Calgary South

Defunct provincial electoral district
- Legislature: Legislative Assembly of Alberta
- District created: 1960
- District abolished: 1971
- First contested: 1963
- Last contested: 1967

= Calgary South (provincial electoral district) =

Defunct provincial electoral district in Alberta, Canada

Calgary South was a provincial electoral district in Calgary, Alberta, Canada, from 1963 to 1971. The district was one of 63 districts in 1963, and 65 in 1967, mandated to return a single member to the Legislative Assembly of Alberta using the first past the post method of voting.

==History==
The Calgary South electoral district, covering southeast Calgary, was created in the early 1960s from Calgary-South East, Gleichen, and Banff-Cochrane electoral districts. The district was abolished in the 1971 electoral boundary re-distribution to form both Calgary-Egmont and Calgary-Millican electoral districts.
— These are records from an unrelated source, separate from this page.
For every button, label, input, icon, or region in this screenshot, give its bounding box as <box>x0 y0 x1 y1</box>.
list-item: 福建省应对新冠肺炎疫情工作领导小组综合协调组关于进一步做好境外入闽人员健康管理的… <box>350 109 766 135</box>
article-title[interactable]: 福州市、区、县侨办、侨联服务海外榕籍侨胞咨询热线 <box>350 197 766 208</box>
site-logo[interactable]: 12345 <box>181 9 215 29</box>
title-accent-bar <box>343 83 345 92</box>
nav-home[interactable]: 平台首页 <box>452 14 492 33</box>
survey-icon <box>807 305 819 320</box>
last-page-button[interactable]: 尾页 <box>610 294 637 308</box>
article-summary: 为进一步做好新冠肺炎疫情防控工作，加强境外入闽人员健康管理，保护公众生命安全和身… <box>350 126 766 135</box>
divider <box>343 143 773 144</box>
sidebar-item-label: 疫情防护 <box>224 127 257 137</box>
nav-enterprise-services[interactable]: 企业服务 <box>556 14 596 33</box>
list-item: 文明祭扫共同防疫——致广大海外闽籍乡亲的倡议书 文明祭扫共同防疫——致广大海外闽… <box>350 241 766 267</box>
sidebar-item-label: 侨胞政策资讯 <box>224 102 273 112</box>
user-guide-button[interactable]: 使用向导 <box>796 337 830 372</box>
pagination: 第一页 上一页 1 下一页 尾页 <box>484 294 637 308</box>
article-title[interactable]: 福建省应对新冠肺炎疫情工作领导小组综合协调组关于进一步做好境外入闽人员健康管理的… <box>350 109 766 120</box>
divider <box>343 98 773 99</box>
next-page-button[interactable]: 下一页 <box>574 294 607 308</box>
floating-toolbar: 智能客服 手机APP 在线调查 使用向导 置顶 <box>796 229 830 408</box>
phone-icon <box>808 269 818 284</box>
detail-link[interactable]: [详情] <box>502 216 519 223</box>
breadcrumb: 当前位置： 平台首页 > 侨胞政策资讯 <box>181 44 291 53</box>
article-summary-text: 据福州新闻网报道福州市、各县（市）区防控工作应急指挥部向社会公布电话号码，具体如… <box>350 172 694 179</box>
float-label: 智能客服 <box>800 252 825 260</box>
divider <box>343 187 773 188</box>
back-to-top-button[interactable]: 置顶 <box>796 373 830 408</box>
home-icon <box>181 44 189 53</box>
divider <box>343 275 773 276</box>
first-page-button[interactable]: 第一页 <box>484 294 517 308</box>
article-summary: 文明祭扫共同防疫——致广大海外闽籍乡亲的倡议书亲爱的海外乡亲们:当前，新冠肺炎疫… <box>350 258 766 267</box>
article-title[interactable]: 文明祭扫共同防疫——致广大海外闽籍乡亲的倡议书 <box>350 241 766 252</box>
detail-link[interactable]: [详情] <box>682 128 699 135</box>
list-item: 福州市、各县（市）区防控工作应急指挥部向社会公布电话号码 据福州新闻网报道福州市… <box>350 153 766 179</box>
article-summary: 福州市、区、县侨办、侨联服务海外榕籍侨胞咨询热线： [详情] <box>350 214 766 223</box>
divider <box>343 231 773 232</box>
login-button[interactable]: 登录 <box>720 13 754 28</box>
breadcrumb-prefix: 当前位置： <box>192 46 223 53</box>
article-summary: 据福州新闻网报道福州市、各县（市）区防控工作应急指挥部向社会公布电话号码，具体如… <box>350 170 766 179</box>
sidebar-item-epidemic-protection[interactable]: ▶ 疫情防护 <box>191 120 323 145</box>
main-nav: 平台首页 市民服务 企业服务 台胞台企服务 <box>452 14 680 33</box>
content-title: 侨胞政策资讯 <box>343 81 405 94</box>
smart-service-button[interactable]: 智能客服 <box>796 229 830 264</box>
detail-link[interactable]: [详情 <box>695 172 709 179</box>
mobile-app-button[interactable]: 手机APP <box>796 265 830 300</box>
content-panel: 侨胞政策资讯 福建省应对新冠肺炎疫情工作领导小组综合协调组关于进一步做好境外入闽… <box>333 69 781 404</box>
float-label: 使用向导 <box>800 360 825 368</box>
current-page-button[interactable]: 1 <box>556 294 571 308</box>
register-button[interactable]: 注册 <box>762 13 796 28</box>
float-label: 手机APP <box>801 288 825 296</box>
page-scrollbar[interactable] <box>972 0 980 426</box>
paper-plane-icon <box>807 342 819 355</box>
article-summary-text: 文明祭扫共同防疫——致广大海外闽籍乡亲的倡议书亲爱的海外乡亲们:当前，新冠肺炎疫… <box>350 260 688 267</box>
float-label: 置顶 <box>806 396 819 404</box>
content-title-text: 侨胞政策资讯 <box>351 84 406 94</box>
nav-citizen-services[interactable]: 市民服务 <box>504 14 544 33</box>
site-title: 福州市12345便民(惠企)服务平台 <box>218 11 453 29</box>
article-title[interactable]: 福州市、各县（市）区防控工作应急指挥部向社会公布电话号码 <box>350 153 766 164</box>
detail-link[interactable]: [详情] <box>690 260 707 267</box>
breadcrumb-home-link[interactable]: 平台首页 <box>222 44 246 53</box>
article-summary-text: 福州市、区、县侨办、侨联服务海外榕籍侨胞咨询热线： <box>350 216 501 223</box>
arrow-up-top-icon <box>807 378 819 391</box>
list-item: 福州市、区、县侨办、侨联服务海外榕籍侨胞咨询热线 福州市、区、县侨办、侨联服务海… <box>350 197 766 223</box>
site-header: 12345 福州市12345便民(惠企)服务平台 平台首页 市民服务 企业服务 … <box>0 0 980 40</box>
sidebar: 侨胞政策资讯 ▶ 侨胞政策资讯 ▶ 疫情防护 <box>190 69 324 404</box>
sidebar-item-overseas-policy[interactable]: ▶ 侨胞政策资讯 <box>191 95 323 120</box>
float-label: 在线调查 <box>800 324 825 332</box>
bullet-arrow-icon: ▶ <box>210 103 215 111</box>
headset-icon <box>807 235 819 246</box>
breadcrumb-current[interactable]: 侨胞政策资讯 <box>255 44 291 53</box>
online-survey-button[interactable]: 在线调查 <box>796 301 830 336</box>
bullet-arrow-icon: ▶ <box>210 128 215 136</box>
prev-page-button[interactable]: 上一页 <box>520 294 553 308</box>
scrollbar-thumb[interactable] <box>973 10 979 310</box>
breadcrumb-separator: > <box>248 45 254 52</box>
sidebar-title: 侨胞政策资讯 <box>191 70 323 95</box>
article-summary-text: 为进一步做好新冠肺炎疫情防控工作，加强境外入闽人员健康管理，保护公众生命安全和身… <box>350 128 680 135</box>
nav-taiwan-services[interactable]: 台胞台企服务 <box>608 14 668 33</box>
===Members of the Legislative Assembly (MLAs)===

Members of the Legislative Assembly for Calgary South
| Assembly | Years | Member |  | Party |
See Calgary-South East electoral district from 1959-1963, Gleichen electoral district from 1905-1963 and Banff-Cochrane electoral district from 1940-1963
| 15th | 1963–1967 |  | Arthur J. Dixon | Social Credit |
| 16th | 1967–1971 |
See Calgary-Egmont electoral district from 1971-2012 and Calgary-Millican electoral district from 1971-1993

==Election results==

===1963===

v; t; e; 1963 Alberta general election
| Party | Candidate | Votes | % | ±% |
|  | Social Credit | Arthur J. Dixon | 5,661 | 60.79% | – |
|  | Liberal | Howard G. Cook | 2,529 | 27.16% | – |
|  | New Democratic | John N. Smith | 1,123 | 12.06% | – |
| Total |  |  | 9,313 | – | – |
| Rejected, spoiled and declined |  |  | 43 | – | – |
| Eligible electors / turnout |  |  | 21,575 | 43.37% | – |
Source(s) Source: "Calgary-South Official Results 1963 Alberta general election". Alberta Heritage Community Foundation. Retrieved May 21, 2020.

===1967===

v; t; e; 1967 Alberta general election
| Party | Candidate | Votes | % | ±% |
|  | Social Credit | Arthur J. Dixon | 5,401 | 41.95% | -18.84% |
|  | Progressive Conservative | Joe Clark | 4,940 | 38.37% | – |
|  | New Democratic | Jack D. Peters | 1,388 | 10.78% | -1.28% |
|  | Liberal | Willis E. O'Leary | 1,146 | 8.90% | -18.25% |
| Total |  |  | 12,875 | – | – |
| Rejected, spoiled and declined |  |  | 59 | – | – |
| Eligible electors / turnout |  |  | 21,159 | 61.13% | – |
|  | Social Credit hold |  | Swing |  | -15.02% |
Source(s) Source: "Calgary-South Official Results 1967 Alberta general election". Alberta Heritage Community Foundation. Retrieved May 21, 2020.